Joe Maddock
- Born: 20 December 1978 (age 47) Christchurch, New Zealand
- Height: 1.78 m (5 ft 10 in)
- Weight: 85 kg (13 st 5 lb)

Rugby union career
- Position(s): Wing/Full Back; Attack Coach
- Current team: Bath Rugby

Senior career
- Years: Team / Apps / (Points)
- 2002–2004: Canterbury Crusaders / 16 / (15)
- 2004–2010: Bath Rugby / 130 / (233)
- 2010–2011: Benetton Treviso / 11 / (0)
- 2011-2013: Saracens

International career
- Years: Team / Apps / (Points)
- 2003–2004: New Zealand Maori / 8 / (40)

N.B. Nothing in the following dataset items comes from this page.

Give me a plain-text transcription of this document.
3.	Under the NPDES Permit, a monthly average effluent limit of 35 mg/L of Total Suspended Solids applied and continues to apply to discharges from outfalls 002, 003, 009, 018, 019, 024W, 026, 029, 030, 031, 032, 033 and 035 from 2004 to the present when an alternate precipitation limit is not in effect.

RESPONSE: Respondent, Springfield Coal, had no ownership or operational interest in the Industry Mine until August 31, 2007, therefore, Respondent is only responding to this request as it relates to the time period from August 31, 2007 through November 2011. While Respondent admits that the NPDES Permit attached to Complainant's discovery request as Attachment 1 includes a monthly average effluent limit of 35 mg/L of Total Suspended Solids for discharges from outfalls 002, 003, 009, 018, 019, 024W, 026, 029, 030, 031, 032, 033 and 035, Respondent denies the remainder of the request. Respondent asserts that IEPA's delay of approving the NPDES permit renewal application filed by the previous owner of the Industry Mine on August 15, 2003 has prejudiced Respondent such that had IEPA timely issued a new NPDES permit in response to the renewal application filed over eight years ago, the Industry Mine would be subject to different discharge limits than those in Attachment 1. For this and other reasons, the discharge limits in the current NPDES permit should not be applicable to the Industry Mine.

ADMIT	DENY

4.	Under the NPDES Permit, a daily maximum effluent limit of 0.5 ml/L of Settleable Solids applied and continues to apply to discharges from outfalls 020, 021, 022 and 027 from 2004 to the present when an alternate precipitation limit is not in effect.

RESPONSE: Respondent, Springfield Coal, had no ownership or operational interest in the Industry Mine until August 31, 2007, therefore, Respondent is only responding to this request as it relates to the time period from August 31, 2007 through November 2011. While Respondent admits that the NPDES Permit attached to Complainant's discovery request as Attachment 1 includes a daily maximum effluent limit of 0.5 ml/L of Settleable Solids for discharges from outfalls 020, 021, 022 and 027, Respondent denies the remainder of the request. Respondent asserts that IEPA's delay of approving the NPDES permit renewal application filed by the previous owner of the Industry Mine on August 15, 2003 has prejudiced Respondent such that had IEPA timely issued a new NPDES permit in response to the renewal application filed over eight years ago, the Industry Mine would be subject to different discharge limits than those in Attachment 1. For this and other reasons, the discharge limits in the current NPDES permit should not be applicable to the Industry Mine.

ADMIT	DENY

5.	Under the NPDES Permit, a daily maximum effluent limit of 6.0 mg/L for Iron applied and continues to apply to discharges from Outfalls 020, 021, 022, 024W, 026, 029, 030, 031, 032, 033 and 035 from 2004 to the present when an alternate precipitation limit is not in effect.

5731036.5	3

= Joe Maddock (rugby union) =

NZ Maori rugby union player

Joe Maddock (born 20 December 1978) is a retired rugby union winger/fullback who last played for Saracens F.C. in the Aviva Premiership. He was appointed as attack coach for Bath Rugby on 1 March 2022.

During his professional career he has represented the Super 14 side Canterbury Crusaders between 2002 and 2004, when the side won the Super 12 title after an unbeaten season. He also represented the New Zealand Maori on their tour of England in 2003.

==Biography==
Maddock was born in Christchurch, New Zealand and represented Prebbleton Rugby Club in his younger years.

===Career===
He made his professional debut for Canterbury Province in 2001, scoring two tries against Buller in a Ranfurly Shield match. In two years with Canterbury Maddock ran in 27 tries in 30 appearances. Maddock marked his Crusaders debut in 2002 with a try against Highlanders Rugby. He scored a further two tries in his freshman season for the Crusaders as they won the Super 12 title undefeated. Maddock failed to score in his second season with the Crusaders, and departed the side with 16 appearances and 3 tries. In 2003, Maddock was selected for the New Zealand Maori squad for their England tour in 2003. Regaining his scoring touch, he ran in 8 tries in 8 games for the Maori.

Maddock joined Bath Rugby from Canterbury in the summer of 2004. In his first season at the Recreation Ground he made 14 appearances (9 starts) and scored 2 tries. The 2005/06 season saw Maddock scoop the Ted Arnold Award for being the club's top try scorer, securing 5 touchdowns in 19 games in all competitions. He finished the 2006/07 season with 8 tries in 30 competitive games, making him the club's joint top scorer for the season. His performances gave him the 'Best Back' title at the end-of-season Awards Dinner.

In the 2007/08 season, Maddock proved his reliability once again, being on hand to run in 6 tries in 18 appearances, including 2 during Bath's road to victory in the European Challenge Cup.

2008/09 ended with Maddock as the leading try scorer in the Guinness premiership with 11 tries.

In May 2010, Maddock announced that he would be leaving Bath at the end of the 2009/10 season. He signed for Benetton Treviso in Italy.

In June 2011, Maddock signed for English club Saracens.

Maddock returned to New Zealand to coach Canterbury/Crusaders and served as Head Coach of Canterbury in the Mitre 10 domestic competition. He then took up a role as a member of the coaching team at Toshiba Brave Lupus in Japan.

On 1 March 2022, Bath Rugby announced Maddock's recruitment as an attack coach.

Maddock is also a basketball player and has represented Canterbury. In his spare time while at Bath Rugby he enjoyed playing basketball at the Bath Spa University along with teammates Jonny Fa'amatuainu and Eliota Fuimaono-Sapolu.